You can do a search for any NCEES problem and find it here. Just type "NCEES #____" in the search bar. Also remember problem #49 used to be numbered #509 in the older NCEES practice exam books.









2 Watt Meter Method


Greetings. I am missing something fundamental in regards to developing the equations for the two watt metering method. I can develop the phasor diagrams that depict the voltages and currents and the phase angles between them, see attached. As I interpret the completed phasor diagram...




engineerboards.com


----------



## akyip (May 3, 2021)

I'll try to explain this as best as I can with what I remember Zach Stone's Electrical PE Review course taught about 2-wattmeter method.

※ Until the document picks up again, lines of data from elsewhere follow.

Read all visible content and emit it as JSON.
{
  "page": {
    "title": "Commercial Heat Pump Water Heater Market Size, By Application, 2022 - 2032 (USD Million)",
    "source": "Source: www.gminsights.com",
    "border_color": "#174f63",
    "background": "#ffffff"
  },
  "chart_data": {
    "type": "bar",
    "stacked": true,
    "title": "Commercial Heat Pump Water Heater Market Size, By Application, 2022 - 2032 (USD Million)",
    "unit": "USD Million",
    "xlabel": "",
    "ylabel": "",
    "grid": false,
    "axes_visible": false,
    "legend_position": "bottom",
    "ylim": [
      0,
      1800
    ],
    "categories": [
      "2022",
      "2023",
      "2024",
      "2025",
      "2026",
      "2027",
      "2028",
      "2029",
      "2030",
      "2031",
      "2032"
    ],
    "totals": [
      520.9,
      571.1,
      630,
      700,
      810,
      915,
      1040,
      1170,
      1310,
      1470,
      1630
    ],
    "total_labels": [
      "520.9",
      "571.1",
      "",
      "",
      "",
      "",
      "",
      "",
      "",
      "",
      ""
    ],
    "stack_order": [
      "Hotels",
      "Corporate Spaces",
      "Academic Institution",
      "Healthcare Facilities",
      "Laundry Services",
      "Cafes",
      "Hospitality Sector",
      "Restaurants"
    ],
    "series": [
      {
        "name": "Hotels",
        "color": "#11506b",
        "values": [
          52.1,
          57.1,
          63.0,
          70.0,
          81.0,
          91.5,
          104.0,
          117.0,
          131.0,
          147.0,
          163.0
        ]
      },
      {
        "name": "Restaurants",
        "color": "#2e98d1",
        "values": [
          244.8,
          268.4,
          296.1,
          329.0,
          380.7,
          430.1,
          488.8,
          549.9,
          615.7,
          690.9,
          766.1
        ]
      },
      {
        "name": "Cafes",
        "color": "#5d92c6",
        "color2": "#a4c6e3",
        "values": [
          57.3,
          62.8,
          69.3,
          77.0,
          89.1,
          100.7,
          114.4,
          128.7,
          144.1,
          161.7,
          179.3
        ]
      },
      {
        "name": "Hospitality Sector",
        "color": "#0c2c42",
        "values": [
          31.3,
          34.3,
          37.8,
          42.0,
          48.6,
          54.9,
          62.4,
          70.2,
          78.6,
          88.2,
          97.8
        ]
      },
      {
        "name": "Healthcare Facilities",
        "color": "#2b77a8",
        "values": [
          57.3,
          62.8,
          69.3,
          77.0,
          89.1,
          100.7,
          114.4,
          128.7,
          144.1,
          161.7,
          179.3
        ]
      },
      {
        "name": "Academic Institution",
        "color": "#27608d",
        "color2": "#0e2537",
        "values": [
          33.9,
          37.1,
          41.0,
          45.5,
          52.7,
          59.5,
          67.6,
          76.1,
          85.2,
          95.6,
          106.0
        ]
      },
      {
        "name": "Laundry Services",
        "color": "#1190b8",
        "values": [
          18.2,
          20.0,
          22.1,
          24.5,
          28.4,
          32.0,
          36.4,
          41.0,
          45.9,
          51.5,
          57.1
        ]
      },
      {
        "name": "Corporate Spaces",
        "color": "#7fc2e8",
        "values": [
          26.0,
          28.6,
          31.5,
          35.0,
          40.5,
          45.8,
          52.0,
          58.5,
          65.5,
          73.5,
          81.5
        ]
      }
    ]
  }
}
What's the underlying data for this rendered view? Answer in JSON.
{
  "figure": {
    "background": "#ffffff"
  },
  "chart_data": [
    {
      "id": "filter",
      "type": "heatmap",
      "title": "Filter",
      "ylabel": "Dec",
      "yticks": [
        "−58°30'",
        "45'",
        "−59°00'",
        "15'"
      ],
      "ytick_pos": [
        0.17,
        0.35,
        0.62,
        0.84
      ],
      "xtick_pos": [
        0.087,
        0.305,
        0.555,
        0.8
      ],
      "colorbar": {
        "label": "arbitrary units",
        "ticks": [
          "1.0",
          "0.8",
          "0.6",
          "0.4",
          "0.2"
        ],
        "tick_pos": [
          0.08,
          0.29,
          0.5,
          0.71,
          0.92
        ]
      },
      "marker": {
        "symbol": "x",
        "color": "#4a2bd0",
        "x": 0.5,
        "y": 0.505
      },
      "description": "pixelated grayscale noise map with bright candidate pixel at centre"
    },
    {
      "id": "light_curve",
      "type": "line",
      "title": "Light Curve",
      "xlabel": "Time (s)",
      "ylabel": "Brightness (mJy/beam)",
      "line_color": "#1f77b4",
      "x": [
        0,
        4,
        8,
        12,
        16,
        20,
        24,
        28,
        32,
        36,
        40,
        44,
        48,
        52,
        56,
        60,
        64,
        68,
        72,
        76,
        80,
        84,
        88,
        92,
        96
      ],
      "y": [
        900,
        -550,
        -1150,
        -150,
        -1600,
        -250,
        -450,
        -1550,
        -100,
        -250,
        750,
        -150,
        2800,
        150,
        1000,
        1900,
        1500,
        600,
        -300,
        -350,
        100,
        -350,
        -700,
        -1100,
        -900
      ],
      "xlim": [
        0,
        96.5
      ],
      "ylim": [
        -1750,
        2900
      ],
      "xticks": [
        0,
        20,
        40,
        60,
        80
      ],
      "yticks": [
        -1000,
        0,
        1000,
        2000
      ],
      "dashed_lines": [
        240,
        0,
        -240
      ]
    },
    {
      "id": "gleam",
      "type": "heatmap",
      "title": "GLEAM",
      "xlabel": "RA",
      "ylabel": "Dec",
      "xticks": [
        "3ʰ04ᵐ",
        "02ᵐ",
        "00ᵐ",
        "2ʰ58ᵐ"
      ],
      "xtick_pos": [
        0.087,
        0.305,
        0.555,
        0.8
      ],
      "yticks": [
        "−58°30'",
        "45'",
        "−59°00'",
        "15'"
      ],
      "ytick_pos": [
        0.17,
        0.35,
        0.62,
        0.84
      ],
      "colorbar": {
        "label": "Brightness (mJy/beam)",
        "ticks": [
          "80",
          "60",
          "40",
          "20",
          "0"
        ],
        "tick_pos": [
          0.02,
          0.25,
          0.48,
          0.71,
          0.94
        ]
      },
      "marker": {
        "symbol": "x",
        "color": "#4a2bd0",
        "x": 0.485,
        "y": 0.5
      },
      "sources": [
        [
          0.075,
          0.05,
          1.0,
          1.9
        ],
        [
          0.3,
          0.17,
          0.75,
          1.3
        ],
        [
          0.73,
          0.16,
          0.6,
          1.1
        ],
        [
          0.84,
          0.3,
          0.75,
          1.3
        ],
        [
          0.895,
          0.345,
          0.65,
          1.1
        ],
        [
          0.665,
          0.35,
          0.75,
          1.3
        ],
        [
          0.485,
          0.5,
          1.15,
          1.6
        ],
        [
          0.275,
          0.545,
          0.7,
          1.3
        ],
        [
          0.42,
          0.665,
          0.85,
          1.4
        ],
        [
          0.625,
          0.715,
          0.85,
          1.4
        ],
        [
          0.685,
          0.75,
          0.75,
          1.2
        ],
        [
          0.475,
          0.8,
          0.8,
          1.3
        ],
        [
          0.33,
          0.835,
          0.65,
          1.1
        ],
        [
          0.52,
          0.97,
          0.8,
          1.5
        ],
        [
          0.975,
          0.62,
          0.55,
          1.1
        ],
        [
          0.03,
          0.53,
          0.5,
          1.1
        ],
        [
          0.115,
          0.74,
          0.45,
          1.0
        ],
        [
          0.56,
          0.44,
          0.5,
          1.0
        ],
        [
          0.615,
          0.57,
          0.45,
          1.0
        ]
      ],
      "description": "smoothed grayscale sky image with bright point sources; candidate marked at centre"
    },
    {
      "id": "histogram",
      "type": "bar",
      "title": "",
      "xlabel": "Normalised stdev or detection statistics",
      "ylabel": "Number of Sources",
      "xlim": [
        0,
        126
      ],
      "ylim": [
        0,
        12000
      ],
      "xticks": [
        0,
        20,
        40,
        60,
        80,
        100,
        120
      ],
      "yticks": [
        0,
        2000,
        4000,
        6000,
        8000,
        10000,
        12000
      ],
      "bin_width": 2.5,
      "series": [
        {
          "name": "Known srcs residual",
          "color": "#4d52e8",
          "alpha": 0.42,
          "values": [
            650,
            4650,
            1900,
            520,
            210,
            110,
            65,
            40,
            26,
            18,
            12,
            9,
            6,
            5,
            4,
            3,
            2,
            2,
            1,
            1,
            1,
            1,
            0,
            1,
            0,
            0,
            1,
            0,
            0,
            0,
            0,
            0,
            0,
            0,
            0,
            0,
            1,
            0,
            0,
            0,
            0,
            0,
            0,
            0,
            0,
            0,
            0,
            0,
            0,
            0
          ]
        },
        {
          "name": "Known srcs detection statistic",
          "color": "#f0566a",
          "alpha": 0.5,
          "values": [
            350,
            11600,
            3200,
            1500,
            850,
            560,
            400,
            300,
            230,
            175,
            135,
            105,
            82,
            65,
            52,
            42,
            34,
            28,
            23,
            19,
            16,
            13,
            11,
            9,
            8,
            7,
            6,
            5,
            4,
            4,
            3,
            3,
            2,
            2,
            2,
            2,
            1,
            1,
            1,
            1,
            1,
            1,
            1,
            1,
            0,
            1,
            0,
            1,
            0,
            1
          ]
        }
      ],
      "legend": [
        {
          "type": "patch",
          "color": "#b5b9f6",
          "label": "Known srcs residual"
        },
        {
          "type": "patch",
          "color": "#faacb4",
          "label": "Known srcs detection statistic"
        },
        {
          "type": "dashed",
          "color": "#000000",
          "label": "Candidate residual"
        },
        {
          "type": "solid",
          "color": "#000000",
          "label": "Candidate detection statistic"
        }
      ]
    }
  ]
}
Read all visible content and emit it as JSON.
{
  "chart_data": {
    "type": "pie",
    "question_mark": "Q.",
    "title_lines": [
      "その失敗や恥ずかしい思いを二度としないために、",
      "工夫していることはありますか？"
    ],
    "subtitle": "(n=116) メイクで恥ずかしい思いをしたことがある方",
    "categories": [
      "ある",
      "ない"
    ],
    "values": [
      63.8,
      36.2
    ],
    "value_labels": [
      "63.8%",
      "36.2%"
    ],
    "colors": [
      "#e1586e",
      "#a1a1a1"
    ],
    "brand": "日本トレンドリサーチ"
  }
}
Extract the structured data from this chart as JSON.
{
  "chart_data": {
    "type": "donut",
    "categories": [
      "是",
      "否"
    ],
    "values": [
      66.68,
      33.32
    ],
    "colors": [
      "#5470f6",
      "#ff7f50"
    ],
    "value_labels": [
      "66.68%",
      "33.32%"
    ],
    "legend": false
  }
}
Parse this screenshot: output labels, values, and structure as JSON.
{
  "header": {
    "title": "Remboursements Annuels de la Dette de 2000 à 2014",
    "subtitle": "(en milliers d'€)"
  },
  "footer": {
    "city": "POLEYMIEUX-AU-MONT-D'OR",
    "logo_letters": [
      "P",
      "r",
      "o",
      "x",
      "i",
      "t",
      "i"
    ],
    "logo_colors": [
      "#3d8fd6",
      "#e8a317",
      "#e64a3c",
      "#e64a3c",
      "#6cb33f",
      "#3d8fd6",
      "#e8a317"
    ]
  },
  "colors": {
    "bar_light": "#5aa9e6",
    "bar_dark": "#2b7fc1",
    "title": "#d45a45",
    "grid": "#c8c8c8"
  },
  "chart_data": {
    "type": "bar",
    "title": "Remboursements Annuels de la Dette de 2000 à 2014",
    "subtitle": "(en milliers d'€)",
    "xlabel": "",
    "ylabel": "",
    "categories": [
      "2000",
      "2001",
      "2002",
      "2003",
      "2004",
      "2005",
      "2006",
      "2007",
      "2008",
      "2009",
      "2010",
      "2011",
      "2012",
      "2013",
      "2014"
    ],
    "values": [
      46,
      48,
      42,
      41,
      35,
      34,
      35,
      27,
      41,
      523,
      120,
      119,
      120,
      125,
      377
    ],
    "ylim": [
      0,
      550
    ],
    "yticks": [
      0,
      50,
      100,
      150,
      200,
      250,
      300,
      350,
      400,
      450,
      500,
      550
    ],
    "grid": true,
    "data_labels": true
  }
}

In a 2-wattmeter method, the two wattmeters are ALWAYS connected such that:

They share the same common negative terminal connection point.
Here, the common negative terminal point is the B phase.
They have different positive terminal connection points.
Wattmeter W1's positive terminal is the C phase, and Wattmeter W2's negative terminal is the A phase.
For each wattmeter's connection going from the positive terminal to the negative terminal:

The wattmeter that is connected in the positive or ABC sequence (AB, BC, or CA) will have its real power formula as: P = VLL * IL * cos(theta + 30).
In this problem, Wattmeter 2 is connected from A to B, which is the positive or ABC sequence.
So: P W2 = VLL * IL * cos(theta + 30)
The wattmeter that is connected in the negative or CBA sequence (CB, BA, or AC) will have its real power formulas as: P = VLL * IL * cos(theta - 30)
In this problem, Wattmeter 1 is connected from C to B, which is the negative or CBA sequence.
So: P W1 = VLL * IL * cos(theta - 30)
The 2 wattmeters will have the same real power readings when theta = 0, which corresponds to pf = 1. The reason is that the cosine function is symmetrical about the origin theta = 0 (it is an even or evenly symmetrical function about theta = 0). So cos(-x) = cos(x).

When theta = 0:

cos(0 - 30) = cos(0 + 30)
cos(-30) = cos(+30) = 0.866
Power factor: pf = cos(0) = 1
I hope that this explanation helps. I also included a few illustrations to try to reinforce my explanation.


----------



## Zach Stone P.E. (May 4, 2021)

akyip said:


> I'll try to explain this as best as I can with what I remember Zach Stone's Electrical PE Review course taught about 2-wattmeter method.
> 
> In a 2-wattmeter method, the two wattmeters are ALWAYS connected such that:
> 
> ...


Thanks for the mention @akyip!


----------